Implementing a PDP by using Amazon Verified Permissions
Amazon Verified Permissions is a scalable, fine-grained permissions management and authorization service that you can use to implement a policy decision point (PDP). As a policy engine, it can help your application verify user actions in real time and highlight permissions that are overly privileged or invalid. It helps your developers build more secure applications faster by externalizing authorization and centralizing policy management and administration. By separating authorization logic from application logic, Verified Permissions supports policy decoupling.
By using Verified Permissions to implement a PDP and implementing least privilege and continual
verification within applications, developers can align their application access with
Zero Trust
Verified Permissions provides some useful features for SaaS applications, such as the ability to enable multi-tenant authorization by using multiple identity providers such as Amazon Cognito, Google, and Facebook. Another Verified Permissions feature that is particularly helpful for SaaS applications is support for custom roles on a per-tenant basis. If you're designing a customer relationship management (CRM) system, one tenant might define granularity of access by sales opportunities based on one particular set of criteria. Another tenant might have another definition. The underlying permissions systems in Verified Permissions can support these variations, which makes it an excellent candidate for SaaS use cases. Verified Permissions also supports the ability to write policies that apply to all tenants, so it is straightforward to apply guardrail policies to prevent unauthorized access as a SaaS provider.
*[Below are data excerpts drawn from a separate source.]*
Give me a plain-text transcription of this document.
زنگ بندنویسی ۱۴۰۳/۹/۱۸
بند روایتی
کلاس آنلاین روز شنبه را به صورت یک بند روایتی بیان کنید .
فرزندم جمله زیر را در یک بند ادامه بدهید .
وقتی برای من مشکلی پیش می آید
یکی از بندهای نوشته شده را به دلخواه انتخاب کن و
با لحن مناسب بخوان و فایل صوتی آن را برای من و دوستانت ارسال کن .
Why use Verified Permissions?
Use Verified Permissions with an identity provider such as Amazon Cognito
In Verified Permissions, you can express permissions by using a simple, human-readable declarative language called Cedar. Policies that are written in Cedar can be shared across teams regardless of the programming language used by each team's application.
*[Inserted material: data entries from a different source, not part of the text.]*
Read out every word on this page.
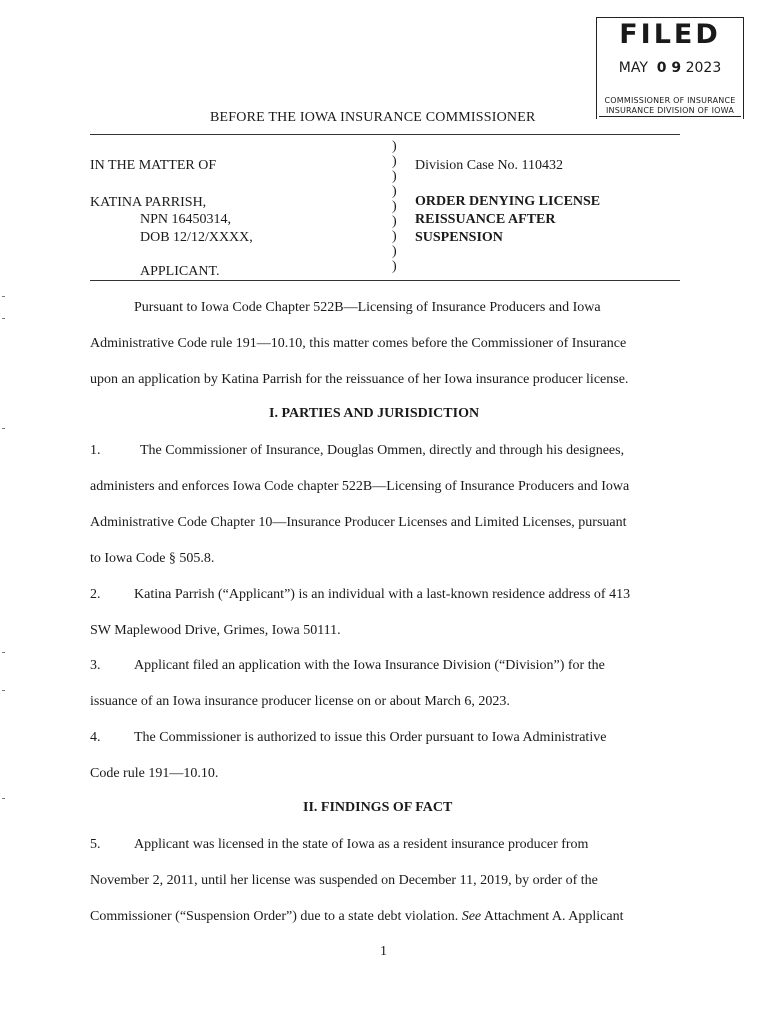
FILED
MAY 0 9 2023
COMMISSIONER OF INSURANCE
INSURANCE DIVISION OF IOWA
BEFORE THE IOWA INSURANCE COMMISSIONER
IN THE MATTER OF
KATINA PARRISH,
NPN 16450314,
DOB 12/12/XXXX,
APPLICANT.
)
)
)
)
)
)
)
)
)
Division Case No. 110432
ORDER DENYING LICENSE
REISSUANCE AFTER
SUSPENSION
Pursuant to Iowa Code Chapter 522B—Licensing of Insurance Producers and Iowa
Administrative Code rule 191—10.10, this matter comes before the Commissioner of Insurance
upon an application by Katina Parrish for the reissuance of her Iowa insurance producer license.
I. PARTIES AND JURISDICTION
1.	The Commissioner of Insurance, Douglas Ommen, directly and through his designees,
administers and enforces Iowa Code chapter 522B—Licensing of Insurance Producers and Iowa
Administrative Code Chapter 10—Insurance Producer Licenses and Limited Licenses, pursuant
to Iowa Code § 505.8.
2. Katina Parrish (“Applicant”) is an individual with a last-known residence address of 413
SW Maplewood Drive, Grimes, Iowa 50111.
3. Applicant filed an application with the Iowa Insurance Division (“Division”) for the
issuance of an Iowa insurance producer license on or about March 6, 2023.
4. The Commissioner is authorized to issue this Order pursuant to Iowa Administrative
Code rule 191—10.10.
II. FINDINGS OF FACT
5. Applicant was licensed in the state of Iowa as a resident insurance producer from
November 2, 2011, until her license was suspended on December 11, 2019, by order of the
Commissioner (“Suspension Order”) due to a state debt violation. See Attachment A. Applicant
1
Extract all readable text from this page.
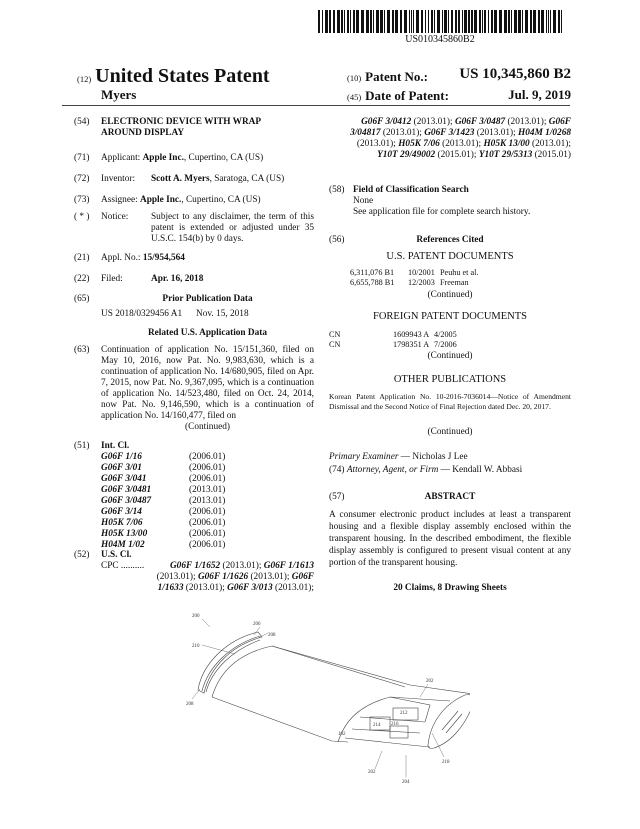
US010345860B2
(12) United States Patent
Myers
(10) Patent No.: US 10,345,860 B2
(45) Date of Patent:	Jul. 9, 2019
(54) ELECTRONIC DEVICE WITH WRAP
AROUND DISPLAY
(71) Applicant: Apple Inc., Cupertino, CA (US)
(72) Inventor: Scott A. Myers, Saratoga, CA (US)
(73) Assignee: Apple Inc., Cupertino, CA (US)
( * ) Notice: Subject to any disclaimer, the term of this patent is extended or adjusted under 35 U.S.C. 154(b) by 0 days.
(21) Appl. No.: 15/954,564
(22) Filed:	Apr. 16, 2018
(65)	Prior Publication Data
US 2018/0329456 A1 Nov. 15, 2018
Related U.S. Application Data
(63) Continuation of application No. 15/151,360, filed on May 10, 2016, now Pat. No. 9,983,630, which is a continuation of application No. 14/680,905, filed on Apr. 7, 2015, now Pat. No. 9,367,095, which is a continuation of application No. 14/523,480, filed on Oct. 24, 2014, now Pat. No. 9,146,590, which is a continuation of application No. 14/160,477, filed on
(Continued)
(51) Int. Cl.
G06F 1/16	(2006.01)
G06F 3/01	(2006.01)
G06F 3/041	(2006.01)
G06F 3/0481	(2013.01)
G06F 3/0487	(2013.01)
G06F 3/14	(2006.01)
H05K 7/06	(2006.01)
H05K 13/00	(2006.01)
H04M 1/02	(2006.01)
(52) U.S. Cl.
CPC ..........	G06F 1/1652 (2013.01); G06F 1/1613 (2013.01); G06F 1/1626 (2013.01); G06F 1/1633 (2013.01); G06F 3/013 (2013.01);
G06F 3/0412 (2013.01); G06F 3/0487 (2013.01); G06F 3/04817 (2013.01); G06F 3/1423 (2013.01); H04M 1/0268 (2013.01); H05K 7/06 (2013.01); H05K 13/00 (2013.01); Y10T 29/49002 (2015.01); Y10T 29/5313 (2015.01)
(58) Field of Classification Search
None
See application file for complete search history.
(56)	References Cited
U.S. PATENT DOCUMENTS
6,311,076 B1 10/2001 Peuhu et al.
6,655,788 B1 12/2003 Freeman
(Continued)
FOREIGN PATENT DOCUMENTS
CN	1609943 A 4/2005
CN	1798351 A 7/2006
(Continued)
OTHER PUBLICATIONS
Korean Patent Application No. 10-2016-7036014—Notice of Amendment Dismissal and the Second Notice of Final Rejection dated Dec. 20, 2017.
(Continued)
Primary Examiner — Nicholas J Lee
(74) Attorney, Agent, or Firm — Kendall W. Abbasi
(57)	ABSTRACT
A consumer electronic product includes at least a transparent housing and a flexible display assembly enclosed within the transparent housing. In the described embodiment, the flexible display assembly is configured to present visual content at any portion of the transparent housing.
20 Claims, 8 Drawing Sheets
200
206
208
210
208
202
212
214 216
102
202
204
218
What to consider when you use Verified Permissions
In Verified Permissions, you can create policies and automate them as part of provisioning. You can also create policies at runtime as part of application logic. As a best practice, you should use a continuous integration and continuous deployment (CI/CD) pipeline to administer, modify, and track policy versions when you create policies as part of tenant onboarding and provisioning. Alternatively, an application can administer, modify, and track policy versions; however, application logic doesn't inherently perform this functionality. To support these capabilities in your application, you must explicitly design your application to implement this functionality.
If it's necessary to provide external data from other sources to reach an authorization decision, this data must be retrieved and provided to Verified Permissions as part of the authorization request. Additional context, entities, and attributes are not retrieved by default with this service.